Я прошел за ним к двери и подождал, пока он вызывал по телефону такси. Разговаривая, он смотрелся в зеркало, приглаживал брови и поправлял волосы, словно актер в уборной. Не намекает ли он, что дом Холлингеров поджег Бобби Кроуфорд, каким-то образом принудив Фрэнка взять на себя вину?

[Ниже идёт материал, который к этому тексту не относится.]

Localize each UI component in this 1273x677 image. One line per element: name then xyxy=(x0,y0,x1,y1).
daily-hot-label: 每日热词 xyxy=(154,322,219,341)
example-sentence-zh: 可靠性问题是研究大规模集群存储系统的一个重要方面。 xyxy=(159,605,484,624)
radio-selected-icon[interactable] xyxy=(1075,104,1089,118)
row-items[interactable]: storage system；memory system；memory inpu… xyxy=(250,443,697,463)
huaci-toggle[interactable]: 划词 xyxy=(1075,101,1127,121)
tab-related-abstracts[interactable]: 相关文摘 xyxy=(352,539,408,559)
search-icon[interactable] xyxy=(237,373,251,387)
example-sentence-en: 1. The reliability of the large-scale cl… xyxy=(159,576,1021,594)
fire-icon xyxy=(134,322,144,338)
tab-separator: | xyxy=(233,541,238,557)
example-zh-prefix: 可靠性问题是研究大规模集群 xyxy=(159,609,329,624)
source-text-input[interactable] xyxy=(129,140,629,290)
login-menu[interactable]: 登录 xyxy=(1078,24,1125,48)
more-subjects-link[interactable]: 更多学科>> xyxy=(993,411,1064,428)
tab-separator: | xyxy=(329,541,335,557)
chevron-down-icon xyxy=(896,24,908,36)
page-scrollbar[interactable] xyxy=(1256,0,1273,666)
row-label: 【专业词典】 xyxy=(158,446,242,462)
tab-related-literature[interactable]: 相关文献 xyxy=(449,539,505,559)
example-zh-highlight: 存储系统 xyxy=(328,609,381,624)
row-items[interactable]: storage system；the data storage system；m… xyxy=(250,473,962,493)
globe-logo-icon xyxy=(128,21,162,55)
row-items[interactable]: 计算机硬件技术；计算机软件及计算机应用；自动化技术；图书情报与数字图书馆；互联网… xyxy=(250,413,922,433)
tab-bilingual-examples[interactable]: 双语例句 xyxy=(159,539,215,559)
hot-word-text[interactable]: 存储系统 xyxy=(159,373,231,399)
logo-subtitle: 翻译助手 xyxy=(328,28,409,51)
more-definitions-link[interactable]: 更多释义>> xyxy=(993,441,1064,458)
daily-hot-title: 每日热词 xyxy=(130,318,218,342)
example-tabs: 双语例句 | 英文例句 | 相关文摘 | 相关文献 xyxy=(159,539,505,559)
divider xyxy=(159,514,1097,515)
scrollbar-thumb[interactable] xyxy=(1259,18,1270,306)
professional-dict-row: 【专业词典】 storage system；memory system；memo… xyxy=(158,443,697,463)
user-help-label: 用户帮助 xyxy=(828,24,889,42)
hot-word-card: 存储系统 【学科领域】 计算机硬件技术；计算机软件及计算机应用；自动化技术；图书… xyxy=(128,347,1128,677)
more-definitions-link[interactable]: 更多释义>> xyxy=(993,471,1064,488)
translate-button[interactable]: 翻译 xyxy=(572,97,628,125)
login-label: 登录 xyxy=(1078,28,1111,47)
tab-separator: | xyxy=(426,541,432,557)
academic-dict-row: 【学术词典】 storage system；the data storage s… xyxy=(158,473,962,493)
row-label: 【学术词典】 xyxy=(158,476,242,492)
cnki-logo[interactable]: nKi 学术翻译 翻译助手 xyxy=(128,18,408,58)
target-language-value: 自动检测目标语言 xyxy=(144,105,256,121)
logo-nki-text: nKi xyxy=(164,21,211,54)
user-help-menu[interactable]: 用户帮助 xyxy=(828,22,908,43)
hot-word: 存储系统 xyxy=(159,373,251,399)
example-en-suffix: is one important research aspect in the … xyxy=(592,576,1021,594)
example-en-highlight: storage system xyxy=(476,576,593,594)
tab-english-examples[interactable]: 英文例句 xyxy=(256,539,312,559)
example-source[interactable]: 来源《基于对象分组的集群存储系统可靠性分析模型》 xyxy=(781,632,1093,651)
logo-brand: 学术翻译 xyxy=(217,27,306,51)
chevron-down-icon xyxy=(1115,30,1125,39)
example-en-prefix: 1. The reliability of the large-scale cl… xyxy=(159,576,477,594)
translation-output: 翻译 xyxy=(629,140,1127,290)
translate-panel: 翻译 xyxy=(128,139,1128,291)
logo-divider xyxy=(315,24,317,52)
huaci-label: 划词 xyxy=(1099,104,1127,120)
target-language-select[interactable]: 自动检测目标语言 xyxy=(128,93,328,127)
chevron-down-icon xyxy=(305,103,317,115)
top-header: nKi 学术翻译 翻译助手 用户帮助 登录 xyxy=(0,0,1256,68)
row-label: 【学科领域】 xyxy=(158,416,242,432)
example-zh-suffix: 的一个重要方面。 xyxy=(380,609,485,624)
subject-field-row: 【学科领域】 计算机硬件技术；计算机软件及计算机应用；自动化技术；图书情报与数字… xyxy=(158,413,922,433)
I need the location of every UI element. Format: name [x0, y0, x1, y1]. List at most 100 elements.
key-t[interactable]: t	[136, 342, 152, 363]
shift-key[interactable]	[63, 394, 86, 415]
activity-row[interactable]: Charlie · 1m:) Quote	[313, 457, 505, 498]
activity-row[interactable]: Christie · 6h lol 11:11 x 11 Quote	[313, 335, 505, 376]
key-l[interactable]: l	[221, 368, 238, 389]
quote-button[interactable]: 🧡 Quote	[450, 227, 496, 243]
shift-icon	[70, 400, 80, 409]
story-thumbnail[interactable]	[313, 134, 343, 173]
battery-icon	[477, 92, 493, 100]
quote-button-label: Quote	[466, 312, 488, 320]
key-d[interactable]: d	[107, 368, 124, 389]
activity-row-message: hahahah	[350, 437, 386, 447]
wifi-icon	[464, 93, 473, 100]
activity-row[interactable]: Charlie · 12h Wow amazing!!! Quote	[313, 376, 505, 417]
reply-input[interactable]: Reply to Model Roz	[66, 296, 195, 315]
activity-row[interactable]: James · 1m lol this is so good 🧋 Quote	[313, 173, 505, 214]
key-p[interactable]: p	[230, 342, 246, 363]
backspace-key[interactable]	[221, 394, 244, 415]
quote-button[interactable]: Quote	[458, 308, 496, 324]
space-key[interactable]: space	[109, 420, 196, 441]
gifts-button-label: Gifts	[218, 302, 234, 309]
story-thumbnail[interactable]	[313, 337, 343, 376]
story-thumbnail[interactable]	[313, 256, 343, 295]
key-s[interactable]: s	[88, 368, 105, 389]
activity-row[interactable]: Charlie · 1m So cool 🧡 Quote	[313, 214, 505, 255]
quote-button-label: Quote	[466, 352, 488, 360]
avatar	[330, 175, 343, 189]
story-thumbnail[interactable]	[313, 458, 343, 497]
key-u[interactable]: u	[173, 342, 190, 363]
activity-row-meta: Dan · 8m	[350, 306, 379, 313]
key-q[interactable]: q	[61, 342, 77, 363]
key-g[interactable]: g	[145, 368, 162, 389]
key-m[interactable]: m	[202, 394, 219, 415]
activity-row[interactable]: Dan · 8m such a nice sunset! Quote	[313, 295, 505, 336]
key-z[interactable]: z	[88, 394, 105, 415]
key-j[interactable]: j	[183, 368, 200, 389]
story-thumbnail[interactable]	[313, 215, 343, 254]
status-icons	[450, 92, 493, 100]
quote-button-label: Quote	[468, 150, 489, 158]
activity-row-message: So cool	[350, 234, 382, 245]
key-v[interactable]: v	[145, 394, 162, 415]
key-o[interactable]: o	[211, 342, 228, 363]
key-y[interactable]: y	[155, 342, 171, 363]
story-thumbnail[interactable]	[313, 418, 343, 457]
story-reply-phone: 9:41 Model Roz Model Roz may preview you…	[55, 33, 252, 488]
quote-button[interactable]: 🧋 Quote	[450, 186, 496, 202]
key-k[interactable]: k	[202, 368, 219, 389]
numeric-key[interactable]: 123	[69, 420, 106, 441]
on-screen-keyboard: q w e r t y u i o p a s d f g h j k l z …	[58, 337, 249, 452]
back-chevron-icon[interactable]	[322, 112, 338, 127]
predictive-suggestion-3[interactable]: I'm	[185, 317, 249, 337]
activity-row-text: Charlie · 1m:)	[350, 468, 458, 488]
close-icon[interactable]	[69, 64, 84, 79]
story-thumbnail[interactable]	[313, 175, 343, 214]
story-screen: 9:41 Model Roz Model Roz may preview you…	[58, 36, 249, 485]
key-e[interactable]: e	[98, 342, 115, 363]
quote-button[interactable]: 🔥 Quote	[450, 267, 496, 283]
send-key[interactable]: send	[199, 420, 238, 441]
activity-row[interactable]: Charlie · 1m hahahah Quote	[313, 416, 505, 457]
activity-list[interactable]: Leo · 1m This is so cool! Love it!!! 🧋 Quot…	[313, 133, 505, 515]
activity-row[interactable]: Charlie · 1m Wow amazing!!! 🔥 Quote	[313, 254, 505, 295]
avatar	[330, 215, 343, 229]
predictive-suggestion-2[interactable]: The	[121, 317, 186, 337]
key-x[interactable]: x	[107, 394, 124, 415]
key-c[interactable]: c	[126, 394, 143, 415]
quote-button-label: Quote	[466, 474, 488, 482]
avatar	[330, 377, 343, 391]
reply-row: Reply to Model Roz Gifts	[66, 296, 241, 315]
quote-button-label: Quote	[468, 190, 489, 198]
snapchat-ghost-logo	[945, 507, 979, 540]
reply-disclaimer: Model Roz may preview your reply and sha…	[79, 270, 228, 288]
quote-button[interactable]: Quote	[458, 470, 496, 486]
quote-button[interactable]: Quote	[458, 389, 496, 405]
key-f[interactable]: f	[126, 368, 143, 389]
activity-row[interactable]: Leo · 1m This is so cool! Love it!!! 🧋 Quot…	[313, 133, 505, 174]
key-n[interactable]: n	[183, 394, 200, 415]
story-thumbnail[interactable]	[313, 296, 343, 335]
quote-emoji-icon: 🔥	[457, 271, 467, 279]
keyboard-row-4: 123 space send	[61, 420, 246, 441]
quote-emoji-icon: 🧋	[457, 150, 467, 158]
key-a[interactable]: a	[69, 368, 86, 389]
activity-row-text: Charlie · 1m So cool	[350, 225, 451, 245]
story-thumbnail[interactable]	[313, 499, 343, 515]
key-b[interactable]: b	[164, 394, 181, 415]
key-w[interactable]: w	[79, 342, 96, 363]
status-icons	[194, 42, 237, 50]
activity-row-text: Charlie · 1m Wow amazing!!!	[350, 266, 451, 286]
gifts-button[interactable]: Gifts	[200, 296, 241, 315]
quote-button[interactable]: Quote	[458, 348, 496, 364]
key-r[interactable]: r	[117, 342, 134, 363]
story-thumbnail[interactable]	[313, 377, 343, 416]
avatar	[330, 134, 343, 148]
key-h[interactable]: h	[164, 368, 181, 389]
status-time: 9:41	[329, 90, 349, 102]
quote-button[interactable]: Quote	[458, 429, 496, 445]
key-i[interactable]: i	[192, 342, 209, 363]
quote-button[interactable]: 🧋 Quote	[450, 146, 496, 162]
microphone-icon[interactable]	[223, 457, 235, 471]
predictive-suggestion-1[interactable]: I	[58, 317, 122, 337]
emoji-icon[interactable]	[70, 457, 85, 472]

Когда мы стояли на ступеньках возле разрисованных ворот, поблескивавших под лампами охранной сигнализации, я сказал:
– В вашей схеме кое-чего не хватает, а именно ошушения вины. Ведь если вы правы, все должны мучаться раскаянием.
– Но в Эстрелья-де-Мар нет места угрызениям совести. Мы не позволяем себе такую роскошь, мистер Прентис. Асоциальное поведение здесь – общественное благо. Всякое чувство вины выхолащивается, каким бы застарелым и глубоко укоренившимся оно ни было. Фрэнк это уже обнаружил. Возможно, и вам это предстоит.
– Надеюсь, да. Последний вопрос: кто убил Холлингеров? Бобби Кроуфорд? Ему явно свойственно влечение к огню.
Сэнджер уставился в небо. Похоже, он болезненно реагировал на визг тормозов и рев музыки.
– Сомневаюсь. Этот пожар был слишком разрушительным. А потом, он очень любил Биби и Анну Холлингер.
– Ему не нравилась пожилая пара.
– Пусть даже так.– Сэнджер повел меня по гравию навстречу такси, осветившему фарами подъездную дорожку.– Вы никогда не найдете виновного, если будете размышлять о мотивах. В Эстрелья-де-Мар преступления совершают без всяких мотивов – скоро так будет повсюду. Вам следует искать поджигателя, у которого не было очевидных причин убивать Холлингеров.